Ritter, like other activists, wants the dam torn down to restore the Ocklawaha’s natural flow.

In its report, American Rivers notes, “Decades of federal and state agency science, agency recommendations — from the U.S. Army Corps of Engineers, U.S. Department of Agriculture, U.S. Environmental Protection Agency, National Oceanic and Atmospheric Administration, Florida Department of Environmental Protection and St. Johns River Water Management District — two environmental impact statements and more than 30 conservation organizations across the state support improving river health by breaching the earthen dam at the historic Ocklawaha River channel.”

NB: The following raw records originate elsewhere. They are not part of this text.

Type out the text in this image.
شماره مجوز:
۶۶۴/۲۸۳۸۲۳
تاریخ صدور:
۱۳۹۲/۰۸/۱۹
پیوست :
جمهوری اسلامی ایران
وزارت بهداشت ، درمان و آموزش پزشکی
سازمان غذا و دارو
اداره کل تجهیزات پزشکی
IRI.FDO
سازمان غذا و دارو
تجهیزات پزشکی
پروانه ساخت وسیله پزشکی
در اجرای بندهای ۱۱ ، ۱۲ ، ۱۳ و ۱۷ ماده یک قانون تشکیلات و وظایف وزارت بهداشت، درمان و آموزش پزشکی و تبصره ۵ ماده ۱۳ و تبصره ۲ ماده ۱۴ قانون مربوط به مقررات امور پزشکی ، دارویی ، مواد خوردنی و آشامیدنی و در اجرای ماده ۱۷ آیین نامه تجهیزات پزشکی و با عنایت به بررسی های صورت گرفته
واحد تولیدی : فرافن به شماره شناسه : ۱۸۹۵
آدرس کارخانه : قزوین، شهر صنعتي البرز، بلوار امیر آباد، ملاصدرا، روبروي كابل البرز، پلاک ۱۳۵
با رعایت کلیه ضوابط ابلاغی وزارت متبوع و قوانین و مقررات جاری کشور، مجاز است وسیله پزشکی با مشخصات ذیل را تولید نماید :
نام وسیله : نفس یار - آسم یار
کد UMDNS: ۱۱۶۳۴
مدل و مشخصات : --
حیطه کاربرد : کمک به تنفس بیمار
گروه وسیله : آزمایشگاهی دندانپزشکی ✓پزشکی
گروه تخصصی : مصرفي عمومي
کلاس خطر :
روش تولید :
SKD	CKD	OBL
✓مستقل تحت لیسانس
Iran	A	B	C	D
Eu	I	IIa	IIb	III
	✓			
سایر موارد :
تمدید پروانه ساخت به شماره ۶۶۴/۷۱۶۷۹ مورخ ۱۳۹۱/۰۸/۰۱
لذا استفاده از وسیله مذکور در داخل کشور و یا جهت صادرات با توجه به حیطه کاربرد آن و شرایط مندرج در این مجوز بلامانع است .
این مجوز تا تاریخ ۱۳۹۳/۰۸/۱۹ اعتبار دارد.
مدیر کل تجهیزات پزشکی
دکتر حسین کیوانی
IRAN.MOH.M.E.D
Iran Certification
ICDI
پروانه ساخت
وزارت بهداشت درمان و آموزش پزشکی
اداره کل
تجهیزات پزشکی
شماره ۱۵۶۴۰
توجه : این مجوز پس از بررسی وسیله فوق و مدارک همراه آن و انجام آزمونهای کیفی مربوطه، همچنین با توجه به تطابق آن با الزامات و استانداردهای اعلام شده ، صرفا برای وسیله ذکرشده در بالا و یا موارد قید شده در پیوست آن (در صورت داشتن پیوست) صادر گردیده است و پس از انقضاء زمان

“This plan would restore river and spring flows and improve water quality and floodplain function. … A free-flowing Ocklawaha River would reconnect Florida’s iconic Silver Springs to the Atlantic Ocean, providing habitat and restoring migration for American eel, American shad, channel catfish, striped bass, Atlantic sturgeon and endangered shortnose sturgeon to their primary spawning habitat. … It would make North Florida waters from Silver Springs to the St. Johns Estuary more resilient to impacts of climate change, including rising seas and saltwater intrusion.”

An unidentified man gives a thumbs-up as he goes fishing along the banks of the Ocala Boat Basin near the Ocklawaha River at Ray Wayside Park in Silver Springs, Fla.

The group urges Gov. Ron DeSantis to heed the recommendations of both the Florida Department of Environmental Protection and the St. Johns River Water Management District, both of which support “partial restoration” of the river’s flow.

Besides losing what anglers believe is a vital fishing hole, one argument against breaching the dam is that it would overload the 74-mile-long Ocklawaha River with pent-up and potentially damaging nutrients.

Ritter noted there is “some truth” to that. But, she added, “Nobody knows what the real river will do once it’s restored.”

Ironically, the anglers make the same point.

When Pittman asked Putnam County Commissioner Larry Harvey, who doubles as executive director of the Save Rodman Reservoir group, which wants the dam preserved, what may happen to the bass in the reservoir if the river were allowed to flow naturally, Harvey replied, “We don’t know what would happen.”

While neither side is quite sure of the future if their argument prevails, Ritter is utterly convinced that the man-made blockage has caused significant problems upstream.

“Rodman Dam is the reason it’s in trouble,” Ritter said.